他人の言動によって精神的苦痛を被った場合には、慰謝料を請求できる場合があります。

ただし、精神的苦痛を被ったとしてもすべてのケースで慰謝料の請求が認められるわけではありません。慰謝料を請求する場合には、法律上の根拠に基づいて、要件を満たしていることが前提となります。

では、どのような場合に慰謝料請求が認められるのでしょうか。また、精神的苦痛を理由に慰謝料請求をする場合にはどのような流れで行えばよいのでしょうか。

今回は、精神的苦痛を理由とした慰謝料請求の流れとポイントについて、ベリーベスト法律事務所 甲府オフィスの弁護士が解説します。

1、精神的苦痛とは? どのような法に触れる?

そもそも「精神的苦痛」とはどのような状態を指すものなのでしょうか。また、慰謝料を請求する場合にはどのような法的根拠によって行うのでしょうか。

  1. (1)精神的苦痛とは

    精神的苦痛とは、痛み、悲しみ、恐怖など過度なストレスがかかった場合に感じる精神的な苦痛です。

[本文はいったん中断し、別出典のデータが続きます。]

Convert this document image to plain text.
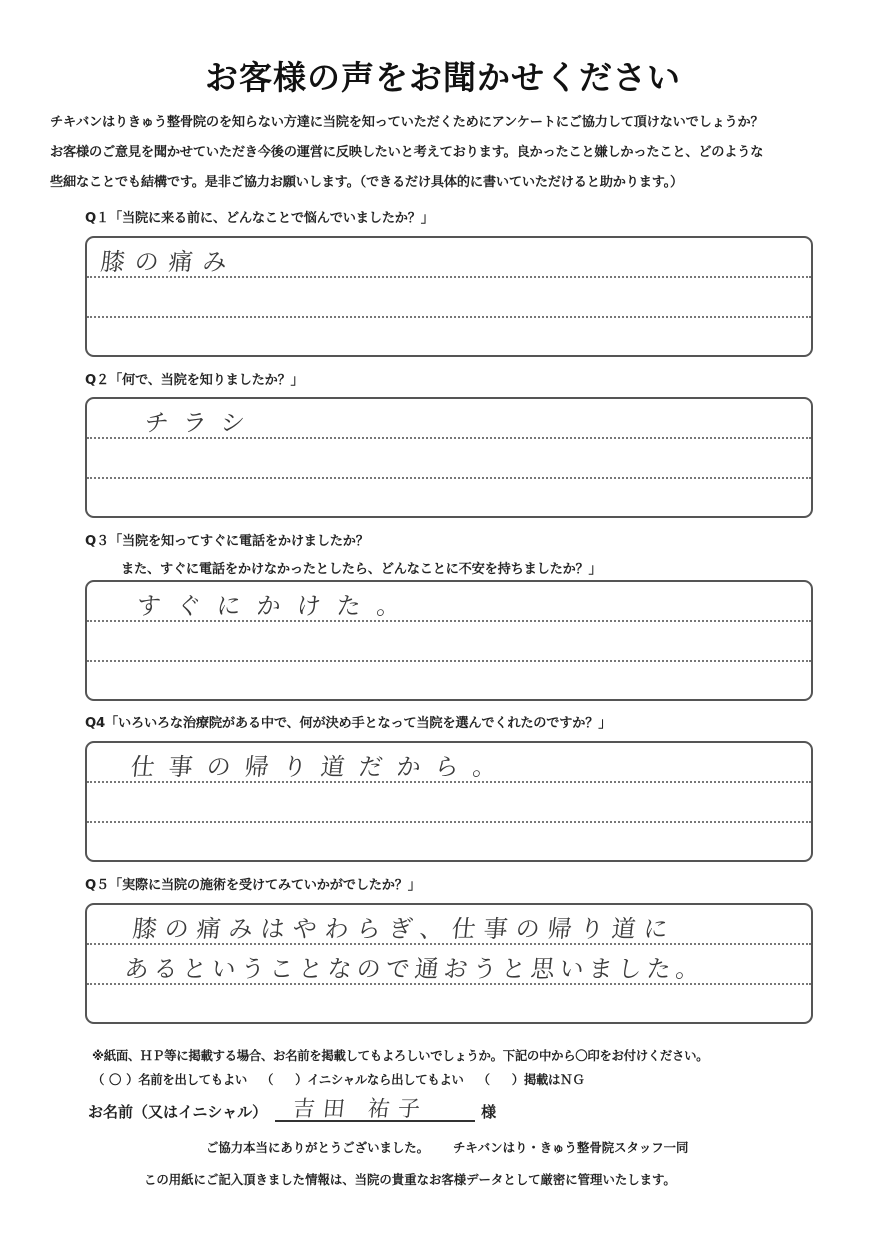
お客様の声をお聞かせください
チキバンはりきゅう整骨院のを知らない方達に当院を知っていただくためにアンケートにご協力して頂けないでしょうか？
お客様のご意見を聞かせていただき今後の運営に反映したいと考えております。良かったこと嫌しかったこと、どのような
些細なことでも結構です。是非ご協力お願いします。（できるだけ具体的に書いていただけると助かります。）
Q１「当院に来る前に、どんなことで悩んでいましたか？」
膝の痛み
Q２「何で、当院を知りましたか？」
チラシ
Q３「当院を知ってすぐに電話をかけましたか？
また、すぐに電話をかけなかったとしたら、どんなことに不安を持ちましたか？」
すぐにかけた。
Q4「いろいろな治療院がある中で、何が決め手となって当院を選んでくれたのですか？」
仕事の帰り道だから。
Q５「実際に当院の施術を受けてみていかがでしたか？」
膝の痛みはやわらぎ、仕事の帰り道に
あるということなので通おうと思いました。
※紙面、ＨＰ等に掲載する場合、お名前を掲載してもよろしいでしょうか。下記の中から〇印をお付けください。
（ 〇 ） 名前を出してもよい （ ） イニシャルなら出してもよい （ ） 掲載はＮＧ
お名前（又はイニシャル） 吉田 祐子	様
ご協力本当にありがとうございました。 チキバンはり・きゅう整骨院スタッフ一同
この用紙にご記入頂きました情報は、当院の貴重なお客様データとして厳密に管理いたします。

    精神的苦痛が生じた場合には、一定の要件を満たすものについては、慰謝料という損害賠償が発生します。慰謝料の金額を決める際には、人の主観だけではなく、どのような行為によって精神的苦痛が生じたのかという客観的状況も踏まえた上で判断していくことになります。

  2. (2)精神的苦痛を理由とする慰謝料を請求する法的根拠

    精神的苦痛を理由とする慰謝料を請求する法的根拠としては、「不法行為」(民法709条)と「債務不履行」(民法415条)が挙げられます。

    不法行為とは、他人の違法な行為によって損害を被った場合における損害賠償請求の根拠規定となるものです。不法行為の損害には、精神的苦痛による慰謝料も含まれていますので(民法710条)、違法な行為によって精神的苦痛を被った被害者の方は、加害者に対して、慰謝料を請求することができます

    債務不履行とは、契約によって定められた義務を履行しないことをいい、債務不履行によって損害が生じた場合には、損害賠償請求をすることが可能です。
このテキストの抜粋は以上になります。